Por outro lado, o STEPH aceitou que o INEM avance com o projeto piloto que visa alterações na rede das 46 ambulâncias de Suporte Imediato de Vida (SIV). Outra das reivindicações que os técnicos diziam não abdicar para um acordo. O STEPH defendia que avançar com um projeto piloto com 15 ambulâncias para transformação em carros ligeiros era também uma forma de reduzir meios, sobretudo em zonas em que praticamente não existem e é difícil chegar.
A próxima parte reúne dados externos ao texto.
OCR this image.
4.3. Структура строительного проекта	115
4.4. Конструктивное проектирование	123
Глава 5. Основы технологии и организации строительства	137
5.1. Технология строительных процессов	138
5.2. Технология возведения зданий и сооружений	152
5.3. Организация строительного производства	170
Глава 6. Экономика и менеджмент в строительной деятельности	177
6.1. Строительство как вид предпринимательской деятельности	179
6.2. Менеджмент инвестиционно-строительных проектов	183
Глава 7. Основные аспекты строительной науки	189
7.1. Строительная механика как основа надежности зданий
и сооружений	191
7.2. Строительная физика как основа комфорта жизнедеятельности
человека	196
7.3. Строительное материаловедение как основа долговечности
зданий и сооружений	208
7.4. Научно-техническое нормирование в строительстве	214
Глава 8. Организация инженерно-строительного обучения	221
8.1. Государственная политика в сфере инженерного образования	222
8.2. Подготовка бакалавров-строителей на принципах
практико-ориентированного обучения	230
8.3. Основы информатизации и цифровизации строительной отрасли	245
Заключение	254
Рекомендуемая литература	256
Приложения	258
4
Daí que tenham proposto que o projeto avançasse apenas com cinco ambulâncias, mas acabaram por aceitar as 15, já que o INEM aceitou também transformar só dez ambulâncias da frota atual. As restantes cinco que integrarão o projeto serão carros novos.

Ou seja, esclarece Lázaro, "não se perde nada, porque o que ficou no acordo foi que serão só dez ambulâncias da rede de 46 SIV (Suporte Imediato de Vida), mas que, em cada sítio onde for transformada uma ambulância destas em carro ligeiro, o INEM reforça os meios com uma outra ambulância e uma equipa para compensar”.

Ultrapassadas estas duas situações, e como disse Rui Lázaro, “foi possível estabelecer um acordo com o Governo e com o INEM, que permitiu manter a atual resposta de emergência médica do INEM e mais medidas de compromisso para o seu reforço", sustentando que “houve cedências de parte a parte”.

Mas não só. Ao DN, o presidente do STEPH congratulou-se ainda com o facto de ter sido possível conseguir mais 50 vagas para os concursos de formação de técnicos com que o Governo se comprometeu a avançar até final do ano. “O Governo tinha anunciado um concurso para formar 150 técnicos, mas, afinal, vai ser possível formar 200. Os concursos serão regionais, no Norte vão ser lançadas 50 vagas, no Centro 25, em Lisboa e Vale do Tejo 100, onde há mais carência de recursos, e no Algarve 25”, explicando que o facto de serem concursos regionais “vai permitir contratar mais gente de acordo com as necessidades das regiões”.

Rui Lázaro assume que houve outra cedência da parte do sindicato quanto ao atendimento de chamadas por parte de enfermeiros da Linha SNS24 no CODU, em que os técnicos consideram que nada acrescenta, mas acabaram por aceitar que assim ficasse,.

O DN solicitou uma reação ao presidente do INEM sobre este acordo, mas não chegou em tempo útil.